Sometimes you’ll overprepare and feel underwhelmed by a weak wave. Other times, Diplomacy is Not an Option will throw a wave so massive, spread out, and overpowered that it feels completely imbalanced. These “out of the blue” difficulty spikes are the biggest detriment to the experience. It feels less like a fair test of your skill and more like the game pulling the rug out from under you after you’ve spent hours carefully constructing your base.
You spend two hours having fun creating a great looking base layout, only to have the game pull the rug out due to a sudden difficulty spike for the last end wave that doesn’t represent the rest of the previous waves. An imbalanced difficulty spike vaporizes your masterpiece in seconds. It feels less like a tactical defeat and more like a “cheap shot” from the game that doesn’t respect your time.

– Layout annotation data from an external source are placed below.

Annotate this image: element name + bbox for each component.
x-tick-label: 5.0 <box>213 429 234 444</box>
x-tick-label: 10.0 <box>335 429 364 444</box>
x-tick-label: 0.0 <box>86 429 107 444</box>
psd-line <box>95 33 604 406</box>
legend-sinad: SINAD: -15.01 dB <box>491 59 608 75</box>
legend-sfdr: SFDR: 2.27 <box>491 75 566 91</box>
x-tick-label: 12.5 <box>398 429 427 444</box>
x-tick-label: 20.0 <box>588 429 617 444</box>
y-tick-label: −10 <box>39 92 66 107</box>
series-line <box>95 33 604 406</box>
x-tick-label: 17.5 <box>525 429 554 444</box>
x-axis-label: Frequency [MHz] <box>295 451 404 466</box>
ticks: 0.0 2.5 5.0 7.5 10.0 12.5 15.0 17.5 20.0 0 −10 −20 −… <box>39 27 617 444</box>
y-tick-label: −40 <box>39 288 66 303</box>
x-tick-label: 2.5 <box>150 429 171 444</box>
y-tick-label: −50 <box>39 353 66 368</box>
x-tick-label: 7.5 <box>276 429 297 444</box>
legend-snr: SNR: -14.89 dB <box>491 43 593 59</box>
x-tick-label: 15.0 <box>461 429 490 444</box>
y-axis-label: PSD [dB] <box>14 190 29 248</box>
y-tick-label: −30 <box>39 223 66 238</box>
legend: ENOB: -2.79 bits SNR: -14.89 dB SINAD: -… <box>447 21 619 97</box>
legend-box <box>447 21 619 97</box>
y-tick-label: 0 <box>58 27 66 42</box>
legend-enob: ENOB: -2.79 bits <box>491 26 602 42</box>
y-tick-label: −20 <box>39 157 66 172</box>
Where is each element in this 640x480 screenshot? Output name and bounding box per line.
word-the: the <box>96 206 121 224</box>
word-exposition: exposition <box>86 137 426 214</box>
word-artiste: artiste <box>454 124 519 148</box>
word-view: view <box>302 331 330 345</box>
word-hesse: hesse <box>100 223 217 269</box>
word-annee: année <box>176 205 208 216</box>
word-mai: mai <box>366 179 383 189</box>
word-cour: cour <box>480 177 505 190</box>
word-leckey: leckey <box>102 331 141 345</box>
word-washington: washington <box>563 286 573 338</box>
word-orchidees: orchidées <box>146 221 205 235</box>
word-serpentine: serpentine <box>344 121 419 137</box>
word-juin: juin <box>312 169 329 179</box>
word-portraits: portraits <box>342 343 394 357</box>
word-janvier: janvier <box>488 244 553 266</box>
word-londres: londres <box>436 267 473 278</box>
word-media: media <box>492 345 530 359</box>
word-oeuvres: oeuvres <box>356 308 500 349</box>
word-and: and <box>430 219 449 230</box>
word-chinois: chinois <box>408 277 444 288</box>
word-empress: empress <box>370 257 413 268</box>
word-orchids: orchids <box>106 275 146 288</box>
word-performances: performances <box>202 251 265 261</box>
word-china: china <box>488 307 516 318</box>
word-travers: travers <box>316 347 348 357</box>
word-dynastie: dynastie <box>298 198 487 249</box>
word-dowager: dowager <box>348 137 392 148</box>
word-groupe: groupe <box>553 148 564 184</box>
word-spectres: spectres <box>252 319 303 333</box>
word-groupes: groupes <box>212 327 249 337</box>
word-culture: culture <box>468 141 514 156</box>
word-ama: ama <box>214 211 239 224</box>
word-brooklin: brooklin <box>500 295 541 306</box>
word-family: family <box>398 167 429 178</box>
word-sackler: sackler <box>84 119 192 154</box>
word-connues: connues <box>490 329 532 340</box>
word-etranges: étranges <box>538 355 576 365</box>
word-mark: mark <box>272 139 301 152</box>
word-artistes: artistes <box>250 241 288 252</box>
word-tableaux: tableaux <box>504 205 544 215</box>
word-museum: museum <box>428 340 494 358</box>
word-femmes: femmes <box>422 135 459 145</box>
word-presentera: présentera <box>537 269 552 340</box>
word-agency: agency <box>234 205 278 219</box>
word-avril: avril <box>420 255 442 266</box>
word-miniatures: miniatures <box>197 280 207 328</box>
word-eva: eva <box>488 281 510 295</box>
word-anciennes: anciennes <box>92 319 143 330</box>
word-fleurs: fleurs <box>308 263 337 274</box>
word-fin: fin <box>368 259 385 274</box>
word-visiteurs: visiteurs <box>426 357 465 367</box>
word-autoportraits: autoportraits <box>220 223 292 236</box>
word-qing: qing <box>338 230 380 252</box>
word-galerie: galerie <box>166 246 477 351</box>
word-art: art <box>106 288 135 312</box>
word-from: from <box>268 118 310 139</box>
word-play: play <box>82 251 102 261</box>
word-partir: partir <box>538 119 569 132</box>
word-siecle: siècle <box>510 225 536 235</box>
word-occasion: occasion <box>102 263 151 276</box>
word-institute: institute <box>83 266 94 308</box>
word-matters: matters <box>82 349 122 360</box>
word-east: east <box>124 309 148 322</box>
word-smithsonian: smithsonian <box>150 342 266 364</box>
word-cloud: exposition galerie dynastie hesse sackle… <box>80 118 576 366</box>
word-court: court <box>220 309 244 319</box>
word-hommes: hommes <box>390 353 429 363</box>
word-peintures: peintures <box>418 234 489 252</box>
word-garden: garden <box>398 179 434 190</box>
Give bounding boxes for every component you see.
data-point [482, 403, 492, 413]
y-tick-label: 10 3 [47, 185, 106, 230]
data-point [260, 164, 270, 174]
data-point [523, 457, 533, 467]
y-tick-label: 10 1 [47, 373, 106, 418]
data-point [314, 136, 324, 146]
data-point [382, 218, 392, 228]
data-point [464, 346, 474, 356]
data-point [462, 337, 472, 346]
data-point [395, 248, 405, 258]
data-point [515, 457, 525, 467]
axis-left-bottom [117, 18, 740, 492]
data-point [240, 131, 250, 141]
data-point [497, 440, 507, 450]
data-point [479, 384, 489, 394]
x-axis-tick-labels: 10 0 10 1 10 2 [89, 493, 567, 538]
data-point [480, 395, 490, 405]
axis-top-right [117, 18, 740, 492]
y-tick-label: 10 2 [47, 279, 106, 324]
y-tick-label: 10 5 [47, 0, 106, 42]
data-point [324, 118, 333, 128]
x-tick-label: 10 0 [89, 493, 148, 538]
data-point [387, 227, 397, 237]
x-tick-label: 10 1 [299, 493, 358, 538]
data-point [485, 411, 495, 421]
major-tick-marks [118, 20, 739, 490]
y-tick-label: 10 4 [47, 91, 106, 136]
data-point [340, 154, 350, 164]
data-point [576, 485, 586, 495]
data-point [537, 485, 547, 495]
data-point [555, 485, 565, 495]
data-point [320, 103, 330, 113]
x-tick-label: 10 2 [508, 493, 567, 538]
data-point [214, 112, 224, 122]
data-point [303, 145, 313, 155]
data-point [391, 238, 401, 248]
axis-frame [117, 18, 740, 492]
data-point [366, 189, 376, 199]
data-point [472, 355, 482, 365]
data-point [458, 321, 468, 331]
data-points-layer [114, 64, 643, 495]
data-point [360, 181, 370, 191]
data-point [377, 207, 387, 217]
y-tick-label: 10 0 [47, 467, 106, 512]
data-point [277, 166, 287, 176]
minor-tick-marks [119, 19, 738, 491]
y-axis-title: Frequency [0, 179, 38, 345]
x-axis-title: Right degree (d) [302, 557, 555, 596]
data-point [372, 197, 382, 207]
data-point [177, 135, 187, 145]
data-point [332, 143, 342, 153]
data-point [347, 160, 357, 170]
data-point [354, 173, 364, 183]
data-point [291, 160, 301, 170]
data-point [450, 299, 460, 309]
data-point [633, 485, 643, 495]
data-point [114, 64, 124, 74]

Performance is Good and Bad
At first glance, you’re looking at a charming, low-poly world that feels like it was plucked from a stylized toy box. The characters and buildings have that clean, geometric simplicity—sharp edges, flat colors, and a distinct lack of “grit.” It’s a look that suggests a lighthearted, almost “cozy” experience, but presumably an equally light performance requirements.
But we have to talk about the “Performance Floor and Ceiling”. On my desktop PC, Diplomacy is Not an Option is silky smooth, handling thousands of units without a hitch. But on the lower powered machine like the Steam Deck, it’s a different story. Despite the “basic” low-poly art style, the Steam Deck struggles significantly as the unit count rises. It’s disappointing because the “chill” building phases feel like they’d be perfect for handheld play, but the performance floor is just too high for the current optimization.
The maps and additional modes do offer some variety—forcing you to adapt your walls to weird terrain—but the underlying issues remain. Whether you’re in the campaign or a sandbox mode, you’re always at the mercy of that sudden, overwhelming quantity of enemies.
Conclusion
Diplomacy Is Not An Option is a high-energy, stone-stacking low-poly game that captures the “Turtle” animal spirit of the RTS genre. It’s a joy to build a functional, sprawling fortress and watch your archers rain hell from the ramparts. However, the clunky UI, shallow unit control, and “unfair” difficulty spikes keep it from being a masterpiece for the genre.
It’s a game for those who love the hardcore-ism of classic RTS mixed with tower defense and survival horde of the modern age, but you have to be willing to forgive its technical quirks, its desire to see you surprised and fail, and if you are okay with some micromanagement.